Students are more likely to commit to a task if they are confident that they can complete it successfully. What can we do to increase their confidence and encourage them to begin tasks, complete them and recognise their success?
Albert Bandura is a key figure in the study of self-efficacy. An early introduction to his ideas and work in a classic paper (1982) found that people’s perceived efficacy – their beliefs about their chances of success in a specific activity – affected their willingness to act and their persistence once they had started.
Bandura identified four sources of information that affect those beliefs. From most to least influential, these are: mastery experiences – past successes; vicarious experiences – seeing others’ successes; verbal persuasion, and self-control. He noted that people were more affected by self-judgments of their efficacy than how effective they actually were. In other words, if they believed they were good at something, they felt confident to complete it, whether or not this reflected their past performance.
Bandura showed how his theory applied to other fields as diverse as career choices, overcoming phobias and recovering from heart attacks.

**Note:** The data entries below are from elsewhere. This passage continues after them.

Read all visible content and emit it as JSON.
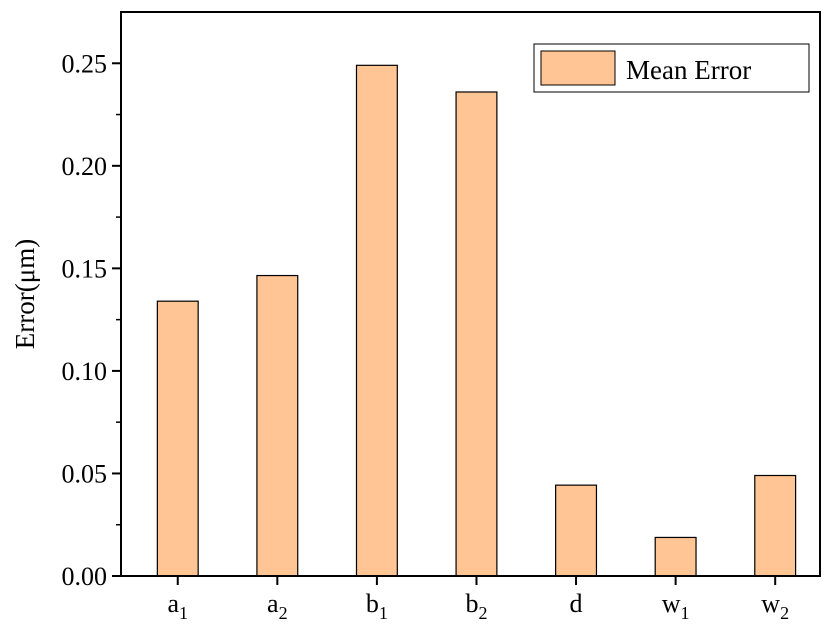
{
  "chart_data": {
    "type": "bar",
    "categories": [
      {
        "base": "a",
        "sub": "1"
      },
      {
        "base": "a",
        "sub": "2"
      },
      {
        "base": "b",
        "sub": "1"
      },
      {
        "base": "b",
        "sub": "2"
      },
      {
        "base": "d",
        "sub": ""
      },
      {
        "base": "w",
        "sub": "1"
      },
      {
        "base": "w",
        "sub": "2"
      }
    ],
    "series": [
      {
        "name": "Mean Error",
        "values": [
          0.134,
          0.1465,
          0.249,
          0.236,
          0.0443,
          0.0188,
          0.049
        ]
      }
    ],
    "ylabel": "Error(μm)",
    "xlabel": "",
    "ylim": [
      0,
      0.275
    ],
    "yticks": [
      "0.00",
      "0.05",
      "0.10",
      "0.15",
      "0.20",
      "0.25"
    ],
    "grid": false,
    "legend": "top-right",
    "colors": {
      "bar_fill": "#ffc594",
      "bar_stroke": "#000000"
    }
  }
}
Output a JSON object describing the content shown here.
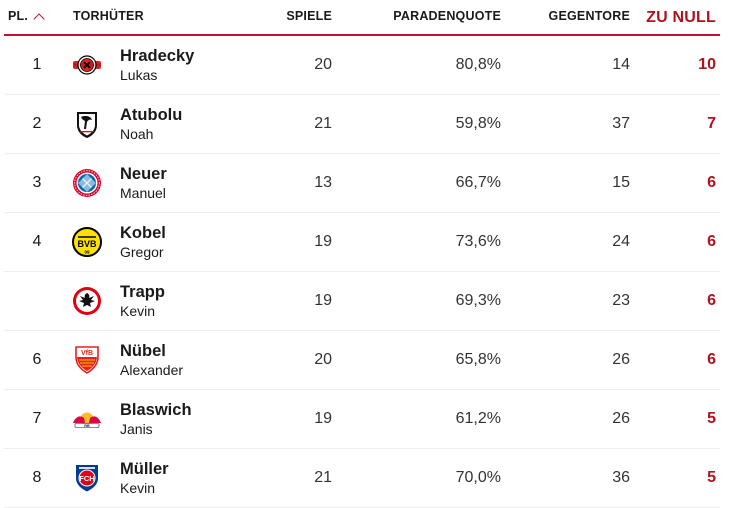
{
  "header": {
    "pl": "PL.",
    "torhueter": "TORHÜTER",
    "spiele": "SPIELE",
    "paradenquote": "PARADENQUOTE",
    "gegentore": "GEGENTORE",
    "zu_null": "ZU NULL",
    "sort_icon": "chevron-up-icon",
    "accent_color": "#c8102e"
  },
  "rows": [
    {
      "rank": "1",
      "last": "Hradecky",
      "first": "Lukas",
      "club_icon": "leverkusen-crest-icon",
      "spiele": "20",
      "paradenquote": "80,8%",
      "gegentore": "14",
      "zu_null": "10"
    },
    {
      "rank": "2",
      "last": "Atubolu",
      "first": "Noah",
      "club_icon": "freiburg-crest-icon",
      "spiele": "21",
      "paradenquote": "59,8%",
      "gegentore": "37",
      "zu_null": "7"
    },
    {
      "rank": "3",
      "last": "Neuer",
      "first": "Manuel",
      "club_icon": "bayern-crest-icon",
      "spiele": "13",
      "paradenquote": "66,7%",
      "gegentore": "15",
      "zu_null": "6"
    },
    {
      "rank": "4",
      "last": "Kobel",
      "first": "Gregor",
      "club_icon": "dortmund-crest-icon",
      "spiele": "19",
      "paradenquote": "73,6%",
      "gegentore": "24",
      "zu_null": "6"
    },
    {
      "rank": "",
      "last": "Trapp",
      "first": "Kevin",
      "club_icon": "frankfurt-crest-icon",
      "spiele": "19",
      "paradenquote": "69,3%",
      "gegentore": "23",
      "zu_null": "6"
    },
    {
      "rank": "6",
      "last": "Nübel",
      "first": "Alexander",
      "club_icon": "stuttgart-crest-icon",
      "spiele": "20",
      "paradenquote": "65,8%",
      "gegentore": "26",
      "zu_null": "6"
    },
    {
      "rank": "7",
      "last": "Blaswich",
      "first": "Janis",
      "club_icon": "leipzig-crest-icon",
      "spiele": "19",
      "paradenquote": "61,2%",
      "gegentore": "26",
      "zu_null": "5"
    },
    {
      "rank": "8",
      "last": "Müller",
      "first": "Kevin",
      "club_icon": "heidenheim-crest-icon",
      "spiele": "21",
      "paradenquote": "70,0%",
      "gegentore": "36",
      "zu_null": "5"
    }
  ]
}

Bandura, A. (1982). Self-efficacy mechanism in human agency. American Psychologist, 37(2), pp.122-147.
An intriguing study by Ambabile and Kramer (2011) investigated how Bandura’s ideas applied in the workplace by asking workers to complete daily diaries. They concluded that people’s best days at work were usually those on which they took “steps forward in meaningful work”; their worst were those on which they experienced setbacks.
In line with Bandura’s work, these steps forward changed how people perceived their work – something they called the “progress principle”. They concluded: “Of all the things that can boost emotions, motivation and perceptions during a workday, the single most important is making progress in meaningful work. And the more frequently people experience that sense of progress, the more likely they are to be creatively productive in the long run.”
Managers, they argued, “needn’t fret about trying to read the psyches of their workers, or manipulate complicated incentive schemes, to ensure that employees are motivated and happy.” They should focus instead on supporting people’s work, to “facilitate their steady progress in meaningful work” and “make that progress salient to them”.
Amabile, T. and Kramer, S. (2011). The Power of Small Wins. Harvard Business Review. May.
How do these ideas apply in the classroom? Recently, I came across research into a professional development programme that shared the theory around self-efficacy with teachers, alongside practical guidance on how to apply it.
After an introduction to the key ideas, teachers were offered concrete suggestions on how to apply them: each day, teachers “reviewed goal accomplishments from the previous day, posted the current lesson’s goals prior to instruction, and reviewed the daily goal accomplishments at the end of the current lesson with their classes.” Students recorded one thing they had learned or excelled in each day.
Compared with a control group, these students had greater self-efficacy after only four weeks: the effect held for boys and girls, and for students at different levels of attainment. The researchers concluded that, with “minimal training and effort” teachers can use mastery, models and verbal persuasion to “produce more confident students”.
Siegle, D. and McCoach, B. (2007). Increasing Student Mathematics Self-Efficacy Through Teacher Training. Journal of Advanced Academics, 18(2), pp.278–312.
Siegle and McCoach noted that most teachers are already using lesson objectives to guide learning. Their study showed that increases in students’ self-efficacy “can be achieved during a short period of time with minor changes in instructional style”. We want our students to feel confident to tackle, and persist in new challenges: building their confidence by ensuring their success and helping them to recognise it is an important way to achieve this.